Seperating fact from gripe with Saul Anuzis is kind of hard. The fact is that a lot of the home folks in Michigan are ticked off with him. A disgruntled Senate candidate send out a letter to RNC members dishing on Anuzis. When you cut through all the gossip, you’re left with some basic salient facts:

1) Since Saul Anuzis became Chairman, Michigan Republicans have lost 17 Republican-held State House seats, two incumbent Republican members of Congress, four Republican held University board seats, numerous open seats, and an incumbent Chief Justice of the Supreme Court. He has not won a single targeted race since becoming Chairman.

So why the heck is being considered for Chairman again? Even his much touted social networking and online skills are being attacked. While the person raising the argument  (Hat Tip: Townhall.) is biased (a big time booster for Mike Duncan) there’s some truth in it. I’ve got to tell you: I’m not impressed that the Michigan GOP has a You Tube channel with 3 videos all of which are about a year old. It’s a great idea to have a chairman from a traditionally Democratic State. It’s a terrible idea to have a chairman who pretty much has failed as a State Chairman. Why are we going to give him an opportunity to screw up on the national level, too?


Chip Saltsman is sending signals to anyone who might be hesitant to support him because of his work for Huckabee:

“[The Huckabee campaign] is part of my resume but it doesn’t define me politically,” Saltsman explained. “I’m not sure if you look at my history that you’d think I was a Huckabee guy. You could just as easily say I’m a Bob Corker guy, a Lamar Alexander guy or a Frist guy.”

He also noted his strong leadership against his political mentor Governor Don Sundquist on the state income tax issue shortly after becoming chair of the Tennessee Republican Party as evidence that he is a man willing to go against politicians he may be associated with.

Saltsman certainly made no apologies for his association with Huckabee and spoke with pride of his “13 months” on the campaign but he did make sure to put a bit of distance between himself and the Huckabee message. Saltsman made it plain that he was a straight politics guy in his role as campaign manager — a hired hand — not the idea man.

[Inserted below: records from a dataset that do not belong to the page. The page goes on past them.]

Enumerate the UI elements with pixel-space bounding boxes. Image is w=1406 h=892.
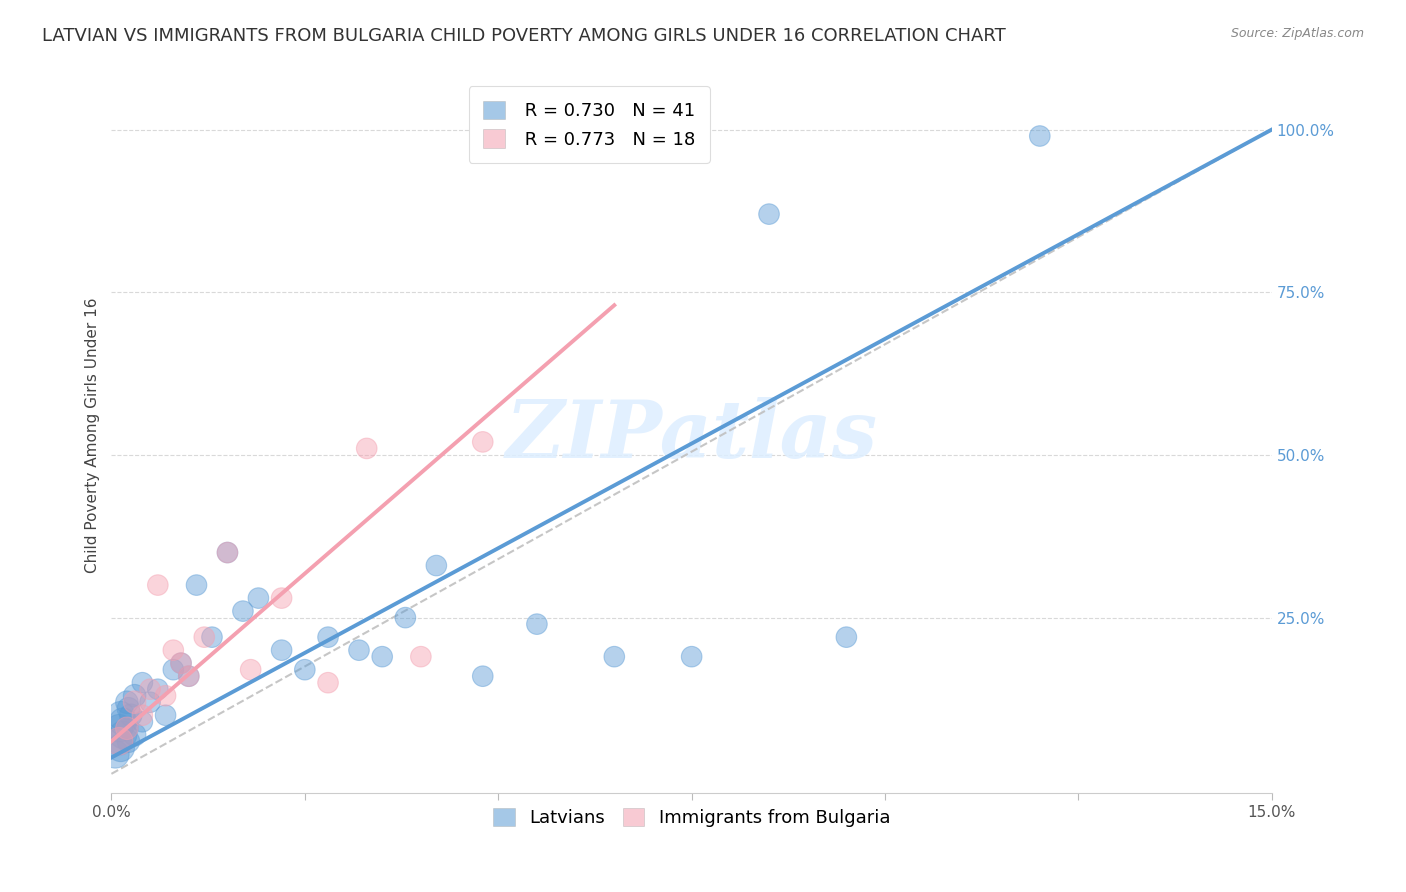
Text: ZIPatlas: ZIPatlas — [506, 397, 877, 475]
Point — [108, 721, 131, 735]
Point — [270, 591, 292, 606]
Point — [131, 714, 153, 729]
Point — [316, 630, 339, 644]
Point — [232, 604, 254, 618]
Point — [155, 689, 177, 703]
Point — [239, 663, 262, 677]
Point — [758, 207, 780, 221]
Point — [108, 734, 131, 748]
Point — [108, 734, 131, 748]
Point — [835, 630, 858, 644]
Point — [193, 630, 215, 644]
Point — [270, 643, 292, 657]
Point — [104, 747, 127, 762]
Point — [471, 669, 494, 683]
Point — [170, 656, 193, 670]
Point — [217, 545, 239, 559]
Point — [186, 578, 208, 592]
Point — [347, 643, 370, 657]
Point — [247, 591, 270, 606]
Point — [146, 682, 169, 697]
Point — [110, 740, 132, 755]
Point — [409, 649, 432, 664]
Point — [139, 682, 162, 697]
Y-axis label: Child Poverty Among Girls Under 16: Child Poverty Among Girls Under 16 — [86, 298, 100, 574]
Point — [526, 617, 548, 632]
Point — [155, 708, 177, 723]
Point — [131, 708, 153, 723]
Point — [115, 721, 138, 735]
Point — [217, 545, 239, 559]
Point — [170, 656, 193, 670]
Point — [681, 649, 703, 664]
Point — [111, 728, 134, 742]
Point — [162, 663, 184, 677]
Point — [356, 442, 378, 456]
Point — [115, 695, 138, 709]
Point — [146, 578, 169, 592]
Point — [115, 721, 138, 735]
Point — [124, 695, 146, 709]
Text: Source: ZipAtlas.com: Source: ZipAtlas.com — [1230, 27, 1364, 40]
Point — [371, 649, 394, 664]
Point — [124, 728, 146, 742]
Point — [177, 669, 200, 683]
Point — [111, 714, 134, 729]
Text: LATVIAN VS IMMIGRANTS FROM BULGARIA CHILD POVERTY AMONG GIRLS UNDER 16 CORRELATI: LATVIAN VS IMMIGRANTS FROM BULGARIA CHIL… — [42, 27, 1005, 45]
Point — [394, 610, 416, 624]
Point — [294, 663, 316, 677]
Point — [120, 708, 142, 723]
Point — [117, 734, 139, 748]
Point — [425, 558, 447, 573]
Point — [117, 702, 139, 716]
Point — [131, 675, 153, 690]
Point — [471, 434, 494, 449]
Point — [110, 708, 132, 723]
Point — [201, 630, 224, 644]
Point — [316, 675, 339, 690]
Legend: Latvians, Immigrants from Bulgaria: Latvians, Immigrants from Bulgaria — [485, 801, 897, 834]
Point — [162, 643, 184, 657]
Point — [177, 669, 200, 683]
Point — [603, 649, 626, 664]
Point — [139, 695, 162, 709]
Point — [124, 689, 146, 703]
Point — [1029, 128, 1052, 143]
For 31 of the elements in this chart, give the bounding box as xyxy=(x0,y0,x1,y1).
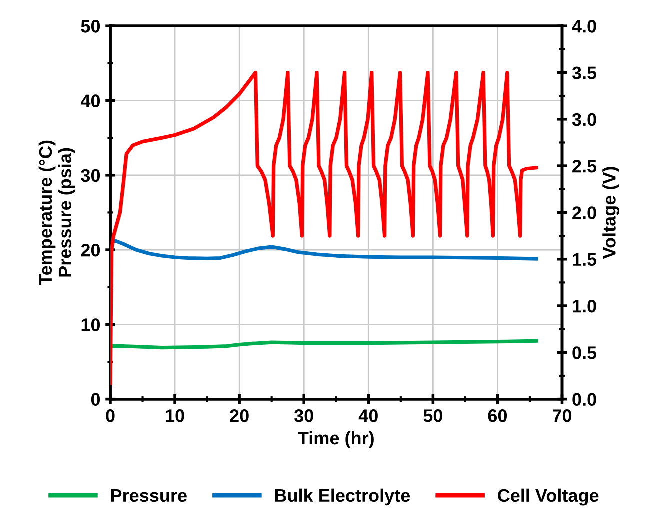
x-tick-label: 20 xyxy=(230,410,249,422)
y2-tick-label: 0.0 xyxy=(572,393,596,406)
y-tick-label: 10 xyxy=(82,318,100,332)
y-tick-label: 0 xyxy=(91,393,100,406)
y2-tick-label: 2.5 xyxy=(572,160,597,173)
x-tick-label: 50 xyxy=(424,410,442,422)
x-axis-title: Time (hr) xyxy=(298,431,374,448)
x-tick-label: 70 xyxy=(552,410,572,422)
x-tick-label: 0 xyxy=(106,410,115,422)
y-tick-label: 40 xyxy=(80,94,100,108)
x-tick-label: 30 xyxy=(294,410,314,422)
line-series xyxy=(110,70,538,386)
y2-tick-label: 3.5 xyxy=(572,66,597,80)
x-tick-label: 40 xyxy=(358,410,378,422)
y2-tick-label: 2.0 xyxy=(572,206,596,220)
y-tick-label: 30 xyxy=(81,169,100,182)
y2-axis-title: Voltage (V) xyxy=(602,167,620,260)
legend-label: Cell Voltage xyxy=(498,488,599,506)
legend-label: Pressure xyxy=(111,490,187,502)
y2-tick-label: 4.0 xyxy=(572,20,596,33)
y2-tick-label: 0.5 xyxy=(572,346,597,360)
y2-tick-label: 3.0 xyxy=(572,113,596,126)
y-axis-title: Temperature (°C) Pressure (psia) xyxy=(38,140,76,286)
y-tick-label: 20 xyxy=(81,244,100,257)
y-tick-label: 50 xyxy=(81,20,100,33)
x-tick-label: 60 xyxy=(488,410,508,422)
line-series xyxy=(110,339,538,350)
y2-tick-label: 1.0 xyxy=(573,300,596,313)
legend-label: Bulk Electrolyte xyxy=(275,488,410,506)
x-tick-label: 10 xyxy=(166,410,184,422)
y2-tick-label: 1.5 xyxy=(573,253,597,266)
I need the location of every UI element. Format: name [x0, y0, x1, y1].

“Mike Huckabee was responsible for the issues in that campaign, not me,” Saltsman said.

The RNC definitely doesn’t want a Chairman whose goal is to promote a Presidential Candidate and I think people with that concern will find Saltsman’s re-assuring. Saltsman biggest challenge is that he’s not a member of the RNC.

Many consider that a key requirement and if that’s the case Katon Dawson, Mike Duncan, and Saul Anuzis have to be considered frontrunners, but I wouldn’t count out Saltsman entirely.